The retreat has given me a grasp of what Advent is: a time when we look closely for the deeper realities in the things around us. A baby. A search for shelter. Visiting shepherds. Angels singing. What does it all mean? Is it all to just give Hallmark nice ideas for cards? What about the things in my life? My son's desire to do everything his own way. My aging eyesight. Wonder at colors. What do these things mean? I have always loved Advent (well, not always, but in recent years at least.) And I love to look for "deeper meanings." I realize this blog is primarily a means for me to carve out and share the deeper meanings I see as I encounter Christ in the every day. The glorious becomes commonplace, thereby requiring the commonplace to be glorious!


Laura A said...

I'm not sure I'm understanding everything just right, but I did read this and the "abstraction" post you linked to, I think I get some of it at least.

I struggle a lot with the idea of social interaction as a way to meet God, too. In theory, I understand it, but the reality is that my thoughts often scatter in a group where lots of people are talking at once, so then I have to reconcile my disparate social experiences with my spiritual life when I'm alone again (4 a.m. seems to be a recurring time for this). So when my pastor talks about Christian community and accountability, I tend to get tired just thinking about it.

Add to this the matter of being on the streets of NYC every day, and trying to see Christ in mentally ill people, even when I'm trembling because one of them just came up unexpectedly and screamed in my ear or something. I can see it easily enough in Flannery O'Connor, but at the moment I'm not likely to react well.

And lastly, I think I see a connection between what you said about seeing Christ in others, and Jane Eyre's reaction to St. John Rivers. (I don't know if you've read the book recently, or whether you want any spoilers, so take it for what it's worth.) I think he means her to take him as the literal voice of God, but she uses her freedom, her intelligence, and her affection to respond to the meaning of that call.
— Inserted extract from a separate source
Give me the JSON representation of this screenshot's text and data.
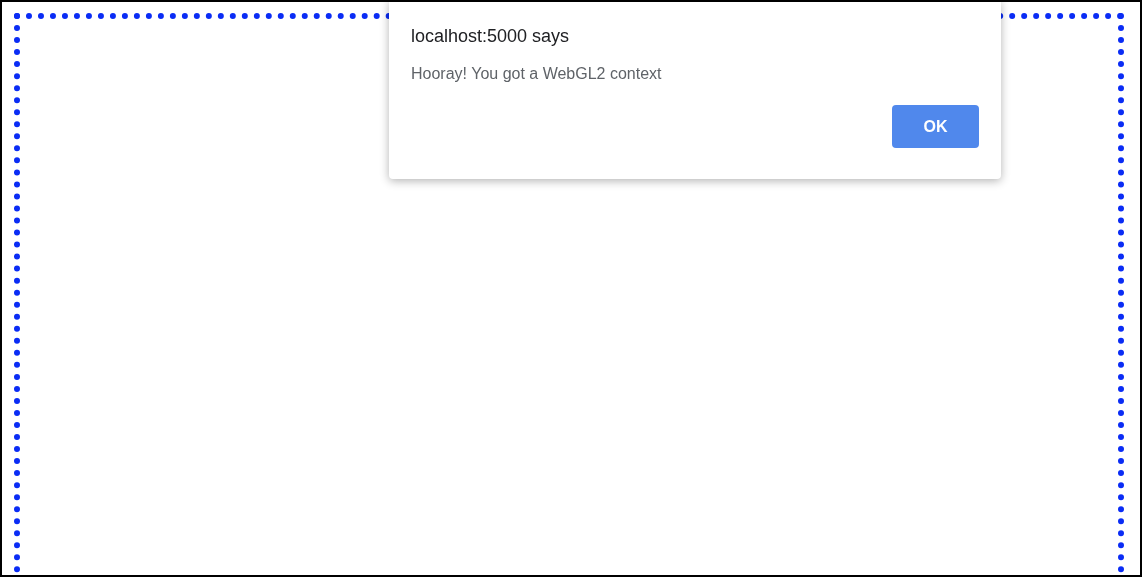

It can be hard for a young woman, who has always been taught to equate obedience to God with obedience to godly men, to do that. But I don't think "seeing Christ in others" means that you subjugate yourself to the St. John Riverses in your life!

You wrote somewhere (the abstraction post, I think) that you admire the diversity within the Catholic Church as represented in the different orders, though you used to not get it. I think this hits at what I'm talking about, and I'm glad there is room for so many different kinds of people. But I'm speaking as one who is ill-informed on the Church, so I'll be quiet now and go back to listening ;-).

Marie said...

Hi Laura,

If I ever did read Jane Eyre it was so long ago that I remember none of it. But perhaps I should give it a go!

I realize this post is sort of cryptic for people who either weren't at the retreat or who don't follow CL (or who don't have a clue what it is, this description perhaps fitting a few people who do follow CL as well, like myself a year ago when I was brand-spankin' new). One of my greatest desires with this movement is to be able to communicate the heart of it without resorting to lingo for which you basically need a dictionary to make sense of.